Clash entre Mourinho et Lucho Gonzalez lors du choc Benfica – Porto !

La rivalité entre José Mourinho et le FC Porto a ressurgi dimanche soir, au terme d’un Clasico bouillant conclu sur un nul (2-2).

Expulsé dans les dernières minutes, le coach de Benfica s’en est pris à Lucho Gonzalez, adjoint du FC Porto, qu’il accuse de l’avoir traité de “traître” à plusieurs reprises. Un énième épisode dans la longue histoire d’amour et de rancune entre “The Special One” et son ancien club.

Le duel entre Benfica et Porto n’a pas seulement livré du spectacle sur la pelouse. À la fin d’un affrontement électrique, José Mourinho, furieux, a dû être contenu par son staff après un échange houleux avec Lucho Gonzalez, désormais adjoint de Francesco Farioli sur le banc des Dragons. Expulsé par l’arbitre en toute fin de match, le technicien portugais a vidé son sac en conférence de presse, visiblement blessé par les mots du champion d’Europe 2004.

“Il m’a traité de traître. Pas une fois, mais vingt ou trente fois”, a pesté Mourinho devant les journalistes. “Traître de quoi ? Parce que je me bats pour Benfica ? Quand lui est parti à Marseille, était-il un traître ?”

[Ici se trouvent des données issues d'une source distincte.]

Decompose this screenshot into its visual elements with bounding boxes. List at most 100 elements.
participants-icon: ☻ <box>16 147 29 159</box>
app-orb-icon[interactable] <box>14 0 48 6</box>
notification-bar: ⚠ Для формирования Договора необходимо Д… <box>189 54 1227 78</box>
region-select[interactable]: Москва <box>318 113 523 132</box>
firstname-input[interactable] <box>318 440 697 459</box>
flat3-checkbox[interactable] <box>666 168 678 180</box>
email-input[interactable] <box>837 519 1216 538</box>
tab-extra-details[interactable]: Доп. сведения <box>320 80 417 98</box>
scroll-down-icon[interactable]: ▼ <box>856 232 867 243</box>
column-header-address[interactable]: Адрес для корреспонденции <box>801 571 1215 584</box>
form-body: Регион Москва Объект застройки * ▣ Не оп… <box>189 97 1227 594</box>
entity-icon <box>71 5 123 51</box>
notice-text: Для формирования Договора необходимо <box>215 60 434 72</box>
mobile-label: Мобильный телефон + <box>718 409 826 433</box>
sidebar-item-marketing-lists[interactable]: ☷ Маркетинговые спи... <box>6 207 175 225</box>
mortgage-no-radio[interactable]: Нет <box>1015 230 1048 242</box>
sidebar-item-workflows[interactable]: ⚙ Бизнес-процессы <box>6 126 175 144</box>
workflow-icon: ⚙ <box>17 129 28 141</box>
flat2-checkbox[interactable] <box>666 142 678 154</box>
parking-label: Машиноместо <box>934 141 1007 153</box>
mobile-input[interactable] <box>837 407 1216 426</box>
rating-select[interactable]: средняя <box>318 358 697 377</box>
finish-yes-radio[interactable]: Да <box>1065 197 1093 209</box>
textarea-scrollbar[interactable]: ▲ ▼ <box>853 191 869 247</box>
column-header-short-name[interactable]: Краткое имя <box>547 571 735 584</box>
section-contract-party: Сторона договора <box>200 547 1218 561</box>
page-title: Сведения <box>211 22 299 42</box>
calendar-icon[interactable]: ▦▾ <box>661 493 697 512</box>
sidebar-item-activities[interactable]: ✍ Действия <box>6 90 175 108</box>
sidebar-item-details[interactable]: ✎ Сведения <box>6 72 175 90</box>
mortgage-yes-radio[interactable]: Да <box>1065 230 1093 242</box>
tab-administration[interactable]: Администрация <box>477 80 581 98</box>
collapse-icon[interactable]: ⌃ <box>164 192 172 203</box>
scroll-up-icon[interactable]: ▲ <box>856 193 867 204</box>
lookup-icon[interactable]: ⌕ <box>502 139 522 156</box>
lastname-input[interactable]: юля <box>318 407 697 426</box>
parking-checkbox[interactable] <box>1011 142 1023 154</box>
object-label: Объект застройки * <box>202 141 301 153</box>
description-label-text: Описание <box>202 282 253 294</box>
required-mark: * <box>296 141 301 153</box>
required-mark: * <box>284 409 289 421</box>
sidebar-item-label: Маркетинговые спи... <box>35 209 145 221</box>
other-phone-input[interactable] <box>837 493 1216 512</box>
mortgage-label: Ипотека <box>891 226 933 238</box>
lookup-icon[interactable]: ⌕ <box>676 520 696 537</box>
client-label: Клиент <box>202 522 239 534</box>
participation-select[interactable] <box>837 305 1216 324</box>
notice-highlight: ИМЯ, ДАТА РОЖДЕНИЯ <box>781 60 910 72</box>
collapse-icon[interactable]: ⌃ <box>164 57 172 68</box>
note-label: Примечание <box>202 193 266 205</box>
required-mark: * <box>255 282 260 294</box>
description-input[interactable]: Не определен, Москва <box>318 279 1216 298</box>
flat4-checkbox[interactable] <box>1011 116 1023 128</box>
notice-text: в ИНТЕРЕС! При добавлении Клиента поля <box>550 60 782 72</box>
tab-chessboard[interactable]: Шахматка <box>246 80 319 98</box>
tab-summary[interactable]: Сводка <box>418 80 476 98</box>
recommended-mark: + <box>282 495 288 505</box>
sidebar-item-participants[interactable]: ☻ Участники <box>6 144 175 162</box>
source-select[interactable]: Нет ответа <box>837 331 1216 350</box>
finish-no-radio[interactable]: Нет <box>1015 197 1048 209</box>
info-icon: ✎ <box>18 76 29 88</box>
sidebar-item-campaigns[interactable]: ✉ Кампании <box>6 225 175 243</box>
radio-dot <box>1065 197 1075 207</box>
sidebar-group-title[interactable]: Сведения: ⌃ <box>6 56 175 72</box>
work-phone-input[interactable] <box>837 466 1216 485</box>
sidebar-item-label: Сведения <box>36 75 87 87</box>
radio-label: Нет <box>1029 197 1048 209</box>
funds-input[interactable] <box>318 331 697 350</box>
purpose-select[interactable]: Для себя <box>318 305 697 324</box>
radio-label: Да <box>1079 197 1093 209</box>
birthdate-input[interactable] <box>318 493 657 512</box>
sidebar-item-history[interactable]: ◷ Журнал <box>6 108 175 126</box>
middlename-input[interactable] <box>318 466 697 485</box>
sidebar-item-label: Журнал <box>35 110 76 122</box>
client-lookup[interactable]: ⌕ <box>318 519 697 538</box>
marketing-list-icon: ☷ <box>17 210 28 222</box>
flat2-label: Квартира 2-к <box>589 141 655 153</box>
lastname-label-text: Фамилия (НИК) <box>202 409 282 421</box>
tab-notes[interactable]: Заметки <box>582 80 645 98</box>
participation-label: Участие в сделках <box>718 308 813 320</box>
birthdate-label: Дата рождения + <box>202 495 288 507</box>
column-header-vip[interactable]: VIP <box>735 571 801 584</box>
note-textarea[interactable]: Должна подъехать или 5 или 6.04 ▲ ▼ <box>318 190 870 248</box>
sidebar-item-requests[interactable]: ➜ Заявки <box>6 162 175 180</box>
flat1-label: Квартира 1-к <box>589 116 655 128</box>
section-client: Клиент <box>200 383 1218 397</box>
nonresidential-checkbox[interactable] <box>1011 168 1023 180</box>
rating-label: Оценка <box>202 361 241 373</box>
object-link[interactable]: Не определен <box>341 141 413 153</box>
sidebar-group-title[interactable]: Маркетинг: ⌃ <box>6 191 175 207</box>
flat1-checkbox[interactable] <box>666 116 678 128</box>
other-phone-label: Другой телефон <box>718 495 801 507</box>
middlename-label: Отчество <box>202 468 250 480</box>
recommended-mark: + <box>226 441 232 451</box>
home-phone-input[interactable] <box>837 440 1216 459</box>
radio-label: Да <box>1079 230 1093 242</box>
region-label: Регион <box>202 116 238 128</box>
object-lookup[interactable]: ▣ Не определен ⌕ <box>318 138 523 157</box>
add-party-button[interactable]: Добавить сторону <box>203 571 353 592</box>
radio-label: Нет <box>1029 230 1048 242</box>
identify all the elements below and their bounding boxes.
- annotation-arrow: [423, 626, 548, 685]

La plaie encore ouverte entre Mourinho et Porto

Ce terme de “traître” n’est pas anodin pour un homme qui a bâti sa légende à Porto avant de devenir l’un des entraîneurs les plus titrés du XXIe siècle. Avec les Dragons, Mourinho avait conquis la Ligue des champions en 2004 avant de filer à Chelsea, marquant le début d’une carrière galactique… mais aussi d’une rupture profonde avec une partie du public portista.

Ses retours au Portugal, souvent sur des bancs rivaux, ont régulièrement ravivé ce ressentiment. À Benfica, où il tente désormais de relancer un projet ambitieux, Mourinho incarne la modernité et la discipline, mais il reste un symbole contrasté dans un pays où le foot se confond souvent avec l’identité des clubs.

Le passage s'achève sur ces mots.